Yaşam Kaya
Nazım Hikmet’in ölümsüz eseri “Şeyh Bedreddin Destanı” İstanbul Devlet Tiyatrosu oyuncusu usta isim İlkay Akdağlı tarafından sahne yolculuğunu sürdürüyor. Canım Tiyatro prodüksiyonunda seyircisi karşısına geçen gösteri, bundan tam 30 sene önce ülke tiyatrosunun ve sinemasının duayen ismi Tuncel Kurtiz tarafından sahnelenmiş, döneminde oyunu seyreden İlkay Akdağlı bu eşsiz yoruma kendi ritüellerini katarak bambaşka bir anlatım ortaya çıkarmış. Nazım Hikmet’in kaleminden çıkan anlatımın özellikle Şeyh Bedreddin dönemindeki kültürel ve dini inanç kapsamında sahneye yansıyor oluşu, oyunu biz eleştirmenler için daha bir anlamlı hale dönüştürüyor. Tuncel Kurtiz’in söylediği gibi, bu oyun gerçekten ‘Günümüz için bir ayin…”
Osmanlı’nın fetret devri dediğimiz, iç kargaşanın yaşandığı dönemde tasavvufunu Anadolu topraklarına yayan Bedreddin, kültürel ve dini olarak barışçıl bir aile yapısıyla dünyaya gelmiş, kendi tasavvufunu müridlerine anlatırken insancıl özellikleri ön plana çıkarmış, paylaşımı ve kardeşliği destekleyen anlatımıyla İznik ve Ege bölgesinde etnik kökenine bakmaksızın bir çok kişiyi çevresine toplamış bir alimdir. Şeyh Bedreddin Osmanlı Devleti’nin parçalanıp şehzadelerin birbirleriyle mücadele ettiği dönemde etkin faaliyetlerde bulunmuş, ilim ve erdemi etrafta duyulmuş, Edirne’de hükümdarlığını ilan etmiş olan Musa Çelebi tarafından 1411 yılında kazasker tayin edilmiştir.
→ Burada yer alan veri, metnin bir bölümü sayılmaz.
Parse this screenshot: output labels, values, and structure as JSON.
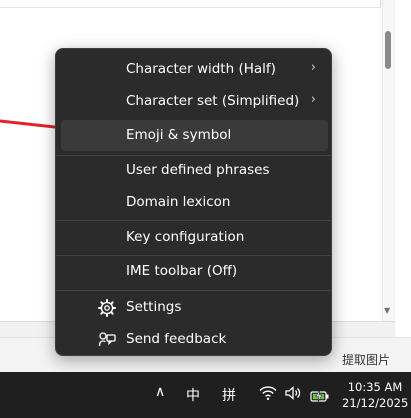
{
  "menu": {
    "items": [
      {
        "label": "Character width (Half)",
        "submenu": true
      },
      {
        "label": "Character set (Simplified)",
        "submenu": true
      },
      {
        "label": "Emoji & symbol",
        "highlighted": true
      },
      {
        "label": "User defined phrases"
      },
      {
        "label": "Domain lexicon"
      },
      {
        "label": "Key configuration"
      },
      {
        "label": "IME toolbar (Off)"
      },
      {
        "label": "Settings",
        "icon": "gear-icon"
      },
      {
        "label": "Send feedback",
        "icon": "feedback-icon"
      }
    ],
    "submenu_glyph": "›"
  },
  "background": {
    "extract_label": "提取图片"
  },
  "taskbar": {
    "overflow_glyph": "∧",
    "ime_mode": "中",
    "ime_input": "拼",
    "time": "10:35 AM",
    "date": "21/12/2025"
  },
  "colors": {
    "menu_bg": "#2b2b2b",
    "menu_hover": "#3a3a3a",
    "taskbar_bg": "#1f1f1f",
    "arrow": "#e0242a",
    "battery": "#6cc04a"
  }
}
Çelebi Mehmet, kardeşi Musa Çelebi karşısında galip gelip 1413 yılında hükümdar olunca Şeyh Bedreddin kazaskerlik görevinden alınmış, ilim ve erdemine saygı duyulduğundan maaş bağlanarak İznik’te oturtulmuştur. Osmanlı’nın kargaşalarla dolu döneminde halkın yaşadığı yoksulluğa ve zulme daha fazla sessiz kalamayarak öğrencisi Börklüce Mustafa tarafından başlatılan isyanla Osmanlı’ya karşı müritleri aracılığıyla savaşmıştır. Daha sonra kendisine de Rum illerine gidip isyanına devam etmişse de, yakalanıp idam edilmiştir. Şeyh Bedreddin savunduğu ideolojisiyle dünya tarihindeki ilk sosyalist düşünür olma ünvanını elde etmiştir. Osmanlı Padişahı 1. Mehmed, Bedreddin’i öldürmek istemese de, ulemanın kararıyla bu eylemi gerçekleştirmiştir.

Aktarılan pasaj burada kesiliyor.